Today I went to see and listen Miron Zownir. Switch Lab - a surrealistically nice place, with three working class frescoes from the 50ies still in place, after the Universul Palace became a newspaper’s headquarters and then was reclaimed as an art venue - organized this meeting between Miron and us. A bunch of people, more or less known one to another, scattered on the three types of chairs in the nice hall with a nice polished parquet and a bad acoustic.

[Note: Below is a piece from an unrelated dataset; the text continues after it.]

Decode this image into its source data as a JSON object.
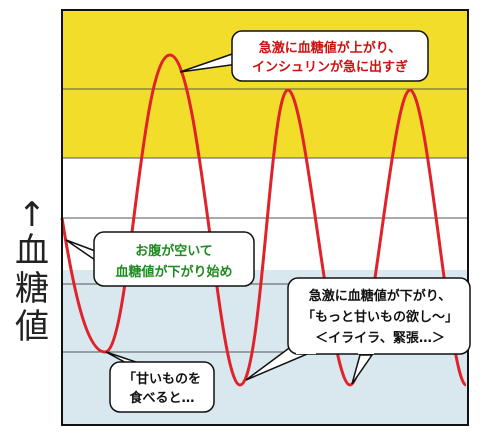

It started with a show of his photographic work, on jazz, after some 20 minutes when the organizers pondered whether we should get rid of that bright sunset light coming from the back of the room straight to the large projection screen or just watch it on that Mac 21-inch Mac screen. The author was definitely in favor of the Mac and I could see why – his very black-and-white vision of the world was better served by the distinctive contrast of the Mac screen. And as we got to watch it on that much smaller screen, we had to come closer, packed together in our seats. Mine, quite a treat, a rocking chair I spotted right on and claimed, was at the back of the room. Each of the people from the back had only a narrow passage between the bodies and heads of those in front of them to stare (gaze?) at the screen.
The display of his photographic work was dotted, here and there, with images of men from all over the world, street people, showing off their penises. Otherwise, at least partially dressed – their sexes exposed, rather flaunting them than just showing them to the camera.

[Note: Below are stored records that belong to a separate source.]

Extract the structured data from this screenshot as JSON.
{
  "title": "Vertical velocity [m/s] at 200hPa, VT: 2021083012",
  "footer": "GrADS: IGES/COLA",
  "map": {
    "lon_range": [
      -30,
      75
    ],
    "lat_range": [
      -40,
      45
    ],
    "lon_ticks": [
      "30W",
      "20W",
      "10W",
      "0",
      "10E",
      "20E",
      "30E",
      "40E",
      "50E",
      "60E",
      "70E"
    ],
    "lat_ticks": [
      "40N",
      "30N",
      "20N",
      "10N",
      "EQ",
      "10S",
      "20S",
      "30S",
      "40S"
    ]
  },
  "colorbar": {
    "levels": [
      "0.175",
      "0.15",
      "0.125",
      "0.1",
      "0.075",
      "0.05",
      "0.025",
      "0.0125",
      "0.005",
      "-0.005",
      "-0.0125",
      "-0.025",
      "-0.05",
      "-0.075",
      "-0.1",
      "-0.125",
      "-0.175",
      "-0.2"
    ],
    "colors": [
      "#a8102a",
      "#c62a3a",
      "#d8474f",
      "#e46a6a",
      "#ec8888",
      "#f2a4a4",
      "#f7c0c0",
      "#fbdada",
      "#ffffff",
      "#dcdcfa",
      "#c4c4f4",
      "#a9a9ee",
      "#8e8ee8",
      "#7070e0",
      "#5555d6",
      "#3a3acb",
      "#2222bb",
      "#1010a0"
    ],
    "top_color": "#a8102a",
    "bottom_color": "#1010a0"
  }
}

My own passage (gaze couloir) was even narrower, I couldn’t but notice, each time a penis was being shown on the screen. The fat cow in front of me (please, notice the irony here, it was me the fattest cow in the room!), a 40-something, artsy-fartsy woman, black dress, red and green sandals on blunt calves, couldn’t stand to look at the raw images on the screen and turned her head towards her right at each and every one of them, obscuring half my view to the screen with half her face. She didn’t glance back, to turn her face to the screen as soon as the disgusting piece of meat gave room to another image, but waited for a while – maybe not wanting to be judged as a prude by the others she would imagine will see her looking away.
And yet, she didn’t turn her face away from the screen at a crippled body or a face, so I wondered whether she tried really hard to look at those – was it so much against her grain, so to say, to watch the world through Miron’s lens?
The whole show I couldn’t focus on anything else but on guessing what reaction the next photograph might yield from her and when will she turn back to the screen again. And all this made me think about this powerful concept of gaze - the sort of look that has, encoded in it, the whole set of expectations one might imagine - the voyeuristic look, where desire, lust, disgust and horror are knitted together in the same fabric.
After a while, when the Q&A session began, she just seized the chance and left, confirming all my theory that, somehow, prevented me from adopting the same gaze.